Bu dönemin toplumcu gerçekçi resim anlayışını temsil eden en önemli sanatçılarından biri Neşet Günal’dır. Koleksiyonda bulunan “Bağbozumu” (1956) gibi erken dönem çalışmalarında Fernand Léger etkili konstrüktivist anlayışta yapıtlar üreten Neşet Günal, 50’lerin sonlarına doğru “Toprak Adamlar” adını vereceği anıtsal figürlü kompozisyonlarında, kırsal kesim insanını ele alır. Duvar resmi ve fresk tekniğini sanatsal ifade için en uygun yöntem olarak gören sanatçı, pürtüklü/dokulu yüzeyler kullanarak, insan gerçeğini tüm çıplaklığıyla duyurabilmek için özellikle el ve ayakları abartılı, durağan, heykelsi, eylemsiz figürler boyadı, bu gösterimi kırık dökük duvarlar ve çorak köy manzaraları ile destekledi.

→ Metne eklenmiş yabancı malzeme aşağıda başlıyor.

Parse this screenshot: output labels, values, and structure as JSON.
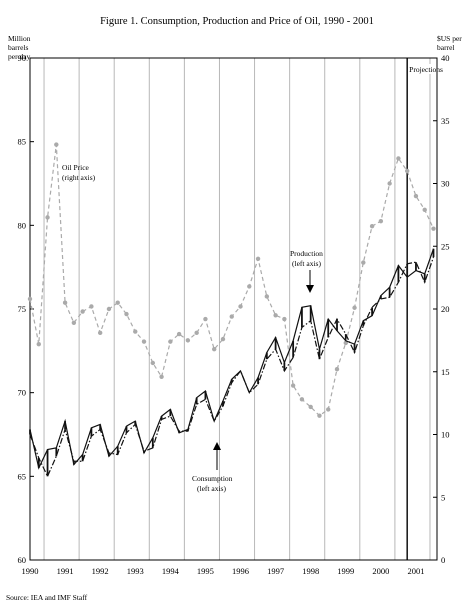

Sanatçının müzede bulunan “Çocuk ve Ana”, “Çocuklar”, “Ana ve Çocuk” adlı yapıtlarında figürler dramatik gerçekçi bir yapı içindedirler.¹
1956 yılında Neşet Günal, Türkiye Büyük Millet Meclisinin duvarlarına ülkemizin İllerinin resimlerinin asılması amacıyla düzenlenen “TBMM Resimleri Etkinliği için seçilir. Nevşehir’e gönderilir. Neşet Günal’ın, Bağbozumu resimlerini, doğduğu topraklar olan Nevşehir’de yapar. Dünyaya geldiği ve öğrenim süreçlerinin de geçirdiği topraklarla yeniden yüzleşmesi, değişen zaman ve farklı algılanan yaşama Günal’ın yeniden bakışı ve yorumu, yapmış olduğu Bağbozumu adlı eserlerinde ortaya çıkar. Bağbozumu resimleri, Leger etkisinin sürdüğü ve Anadolu insanının yaşamını simgeleyen, kurgusal kompozisyonlardır.²
Neşet Günal resimlerde kırsal kadının özellikle toprakla ve üretimle olan ilişkisini doğrudan sunmamıştır. Hatta erkekleri bile çoğu zaman çalışırken tasarlamamıştır. Tüm bunların yanı sıra köylülerin tarla ya da toprakla sıkı ilişkisi oldukça belirgin bir biçimde ortaya konmuştur. Neşet Günal’ın toplumsal gerçekçi tavrı bu biçimiyle farklıdır ve tarımda kadının onun tasarladığı biçimiyle algılanması gerekir. Zira her resim bizlere çalışma yaptığımız köylerdeki görüntüleri anımsatır. Ressam çocukluğundan aklında kalan ve gözlemlediği dinamikleri fotoğraf gibi kafasına yerleştirmiş ve onları canlandırmış izlenimini her zaman korur. Kadınların çoğunun ayakkabıları olmadan tasarlanması eller ve ayaklar aracılığı ile bir yandan çalışmanın ve emeğin izlerini ortaya çıkarırken, diğer yandan da köylünün kendi içerisinde yoksulluğa doğru farklılaşmasını görürüz. Sonuç olarak konu olarak Orta Anadolu insanını seçen Neşet Günal’ın resimlerindeki imgelerin benzerliğini ve toplumsal ve ekonomik hayat değiştikçe tarımda kadının konumunun değişmediğini resimleri aracılığı ile verdiğini görürüz. Sosyolojik açıdan bunun böyle olduğunu bilmek Günal’ın bir yandan içinde yaşadığı dönemin toplumsal koşullarından haberdar olması, diğer yandan da bunu sanat aracılığı ile yalnızca renkler ve imalar yoluyla vermesi tarımda kadının konumunun değişmesi açısından oldukça önemlidir.³
Ankara Resim ve Heykel Müzesi'ndeki Eserleri
R-0020, Bağ Bozumu 1956,
R-0021, Ana ve Çocuklar 1958,
R-0404, Ana ve Çocuk 1959,
R-0405, Çocuklar 1963,
R-0782, Halı (Kompozisyon),
B-0129-1962
İzmir Resim ve Heykel Müzesi ve Galerisi'ndeki Eserleri
İR-0064, Köylü Kız,
İR-0392, Başakçılar
¹ Z. Yasa-Yaman, İmparatorluk’tan Cumhuriyet’e Sanat, Ankara Resim ve Heykel Müzesi (Ed. Zeynep Yasa-Yaman), Ankara: Kültür ve Turizm Bakanlığı, 2012, s.387.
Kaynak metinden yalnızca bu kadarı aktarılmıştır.